I created Kaldi Active Grammar because I didn't trust relying on closed source software for something so crucial to my productivity, where a decision by an outside party determines whether I can function. As a bonus, open source means I can make it work better to fit my needs than closed source ever could.

Furthermore, the original article mentions Caster (which is built on Dragonfly), but doesn't mention that KaldiAG works with it, and that work is underway to expand Caster's platform support.

[1] https://github.com/daanzu/kaldi-active-grammar

[2] https://youtu.be/Qk1mGbIJx3s

2 comments

I think to state "unmatched accuracy" in good faith we should actually come up with a common benchmark and measure against it.
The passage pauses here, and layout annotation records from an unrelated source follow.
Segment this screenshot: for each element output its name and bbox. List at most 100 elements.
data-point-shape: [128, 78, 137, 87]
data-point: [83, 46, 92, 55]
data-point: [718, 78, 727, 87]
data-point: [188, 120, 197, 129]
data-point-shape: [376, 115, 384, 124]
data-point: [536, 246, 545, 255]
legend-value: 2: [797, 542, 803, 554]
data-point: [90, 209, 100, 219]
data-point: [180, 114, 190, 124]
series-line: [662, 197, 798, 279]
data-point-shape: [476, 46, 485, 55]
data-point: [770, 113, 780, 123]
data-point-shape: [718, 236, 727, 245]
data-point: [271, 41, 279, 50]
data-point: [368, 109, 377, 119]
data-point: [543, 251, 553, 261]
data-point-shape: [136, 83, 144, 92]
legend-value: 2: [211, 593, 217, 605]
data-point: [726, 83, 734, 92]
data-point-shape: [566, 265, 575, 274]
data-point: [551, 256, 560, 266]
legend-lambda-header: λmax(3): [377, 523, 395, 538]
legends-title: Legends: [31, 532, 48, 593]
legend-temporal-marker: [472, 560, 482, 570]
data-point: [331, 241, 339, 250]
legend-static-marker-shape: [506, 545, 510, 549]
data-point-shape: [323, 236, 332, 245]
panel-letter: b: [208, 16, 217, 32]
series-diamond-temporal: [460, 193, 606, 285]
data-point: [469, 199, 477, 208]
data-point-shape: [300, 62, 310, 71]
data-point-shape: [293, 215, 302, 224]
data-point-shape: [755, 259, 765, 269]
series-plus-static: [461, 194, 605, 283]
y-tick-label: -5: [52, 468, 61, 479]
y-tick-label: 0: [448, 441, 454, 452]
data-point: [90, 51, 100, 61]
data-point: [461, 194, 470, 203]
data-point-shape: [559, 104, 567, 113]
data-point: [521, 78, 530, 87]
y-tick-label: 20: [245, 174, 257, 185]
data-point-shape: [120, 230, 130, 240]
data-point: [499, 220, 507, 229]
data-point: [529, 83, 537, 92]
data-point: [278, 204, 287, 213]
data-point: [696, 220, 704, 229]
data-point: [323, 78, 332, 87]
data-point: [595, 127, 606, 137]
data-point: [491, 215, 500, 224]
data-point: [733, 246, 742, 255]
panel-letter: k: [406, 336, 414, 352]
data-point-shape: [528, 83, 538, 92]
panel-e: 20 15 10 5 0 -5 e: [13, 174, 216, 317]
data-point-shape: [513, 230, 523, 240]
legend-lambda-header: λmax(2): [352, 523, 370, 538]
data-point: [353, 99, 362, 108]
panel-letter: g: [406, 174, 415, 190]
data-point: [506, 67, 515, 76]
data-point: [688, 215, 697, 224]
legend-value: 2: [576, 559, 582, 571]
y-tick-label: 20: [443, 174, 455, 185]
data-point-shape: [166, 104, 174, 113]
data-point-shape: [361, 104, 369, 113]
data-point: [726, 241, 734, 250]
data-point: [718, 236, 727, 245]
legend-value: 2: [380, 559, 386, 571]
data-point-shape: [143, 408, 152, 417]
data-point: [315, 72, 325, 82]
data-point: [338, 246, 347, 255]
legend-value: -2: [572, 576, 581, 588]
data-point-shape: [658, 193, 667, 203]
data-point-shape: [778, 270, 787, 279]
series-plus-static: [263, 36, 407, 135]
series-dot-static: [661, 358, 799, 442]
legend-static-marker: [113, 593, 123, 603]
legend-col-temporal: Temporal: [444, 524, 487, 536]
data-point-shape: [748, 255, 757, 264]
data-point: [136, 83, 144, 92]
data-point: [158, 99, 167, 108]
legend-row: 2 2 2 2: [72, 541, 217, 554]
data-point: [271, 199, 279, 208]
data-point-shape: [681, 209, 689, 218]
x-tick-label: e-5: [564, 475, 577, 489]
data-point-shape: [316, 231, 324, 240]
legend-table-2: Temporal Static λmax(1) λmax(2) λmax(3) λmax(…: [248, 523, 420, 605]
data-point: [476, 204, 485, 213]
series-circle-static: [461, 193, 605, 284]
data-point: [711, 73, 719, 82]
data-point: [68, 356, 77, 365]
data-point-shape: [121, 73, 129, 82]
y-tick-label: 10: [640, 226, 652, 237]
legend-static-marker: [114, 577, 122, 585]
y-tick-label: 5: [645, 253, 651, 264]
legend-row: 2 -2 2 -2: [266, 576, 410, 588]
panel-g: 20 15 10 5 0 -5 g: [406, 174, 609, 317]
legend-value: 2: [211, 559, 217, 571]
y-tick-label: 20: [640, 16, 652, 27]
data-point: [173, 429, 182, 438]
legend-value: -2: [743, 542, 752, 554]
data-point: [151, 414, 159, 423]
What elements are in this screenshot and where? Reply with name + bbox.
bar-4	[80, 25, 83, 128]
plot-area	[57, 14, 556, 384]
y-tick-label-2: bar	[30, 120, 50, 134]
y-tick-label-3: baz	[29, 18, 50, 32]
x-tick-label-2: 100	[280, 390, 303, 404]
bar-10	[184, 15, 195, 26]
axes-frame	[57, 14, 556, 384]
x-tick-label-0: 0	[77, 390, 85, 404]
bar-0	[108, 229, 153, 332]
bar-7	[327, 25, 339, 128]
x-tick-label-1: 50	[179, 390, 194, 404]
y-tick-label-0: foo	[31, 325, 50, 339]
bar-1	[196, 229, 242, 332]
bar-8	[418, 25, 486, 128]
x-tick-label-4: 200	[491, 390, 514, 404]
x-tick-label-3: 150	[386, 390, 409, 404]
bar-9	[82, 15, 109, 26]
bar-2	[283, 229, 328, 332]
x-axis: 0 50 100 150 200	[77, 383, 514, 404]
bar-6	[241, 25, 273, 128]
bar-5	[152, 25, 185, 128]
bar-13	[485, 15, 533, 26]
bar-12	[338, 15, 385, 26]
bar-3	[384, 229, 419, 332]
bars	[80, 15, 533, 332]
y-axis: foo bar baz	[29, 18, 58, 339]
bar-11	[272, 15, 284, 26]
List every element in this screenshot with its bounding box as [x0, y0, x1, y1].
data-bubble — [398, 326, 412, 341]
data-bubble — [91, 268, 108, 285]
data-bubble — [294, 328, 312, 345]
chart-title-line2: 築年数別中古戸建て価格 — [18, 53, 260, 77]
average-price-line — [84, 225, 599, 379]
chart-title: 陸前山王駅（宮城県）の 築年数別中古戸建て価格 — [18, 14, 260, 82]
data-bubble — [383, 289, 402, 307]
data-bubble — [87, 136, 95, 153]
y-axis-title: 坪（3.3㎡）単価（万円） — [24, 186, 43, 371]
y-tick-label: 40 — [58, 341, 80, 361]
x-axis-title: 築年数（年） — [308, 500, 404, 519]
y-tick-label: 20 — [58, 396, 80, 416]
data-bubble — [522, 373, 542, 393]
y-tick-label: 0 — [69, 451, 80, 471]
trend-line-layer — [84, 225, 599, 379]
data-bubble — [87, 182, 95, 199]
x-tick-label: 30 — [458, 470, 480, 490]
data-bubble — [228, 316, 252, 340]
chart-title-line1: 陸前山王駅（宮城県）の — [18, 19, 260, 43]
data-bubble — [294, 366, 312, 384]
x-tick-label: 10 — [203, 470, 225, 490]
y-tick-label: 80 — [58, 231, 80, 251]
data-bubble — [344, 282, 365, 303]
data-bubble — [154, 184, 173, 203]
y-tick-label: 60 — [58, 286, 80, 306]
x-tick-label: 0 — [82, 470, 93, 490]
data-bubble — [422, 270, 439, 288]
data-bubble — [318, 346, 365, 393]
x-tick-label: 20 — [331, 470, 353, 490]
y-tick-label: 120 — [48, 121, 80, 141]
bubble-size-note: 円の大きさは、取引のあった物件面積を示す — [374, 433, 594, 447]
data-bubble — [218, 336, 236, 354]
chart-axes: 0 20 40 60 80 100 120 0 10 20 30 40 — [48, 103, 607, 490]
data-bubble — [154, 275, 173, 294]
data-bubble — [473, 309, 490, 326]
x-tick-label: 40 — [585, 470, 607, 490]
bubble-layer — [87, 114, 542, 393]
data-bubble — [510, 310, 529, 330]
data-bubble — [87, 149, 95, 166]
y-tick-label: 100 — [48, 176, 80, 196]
I believe there aren't really any clean benchmarks for command accuracy floating around (it would be ideal if we used a strict grammar to properly measure the command decoders), and a wav2letter model holds the state of the art for librispeech WER% as of 2019.

I found your measurement here [1] which is against an unknown wav2letter acoustic+language model pair, as the web demo is at any given point in time running an arbitrary model based on having users test in-progress models, and it has never been running the model I am currently shipping with Talon.

(As a small example, the unfinished wav2letter experiment I am training right now has a 3.17% WER on speech commands, and 6.86% WER on librispeech clean, both numbers without using a language model)

[1] https://github.com/daanzu/kaldi-active-grammar/blob/master/d...

I am all for devising a good, fair apples to apples comparison. If you have any suggestions, let me know. In lieu of that, I use what I have available. While accuracy numbers from papers are informative and interesting, I don't think they directly apply to our usage particularly well. I would prefer to use numbers from actual usage.
I realise this is a little off-topic, but FYI the bolding of so many words & phrases in the README for kaldi-active-grammar makes it really hard to read for me.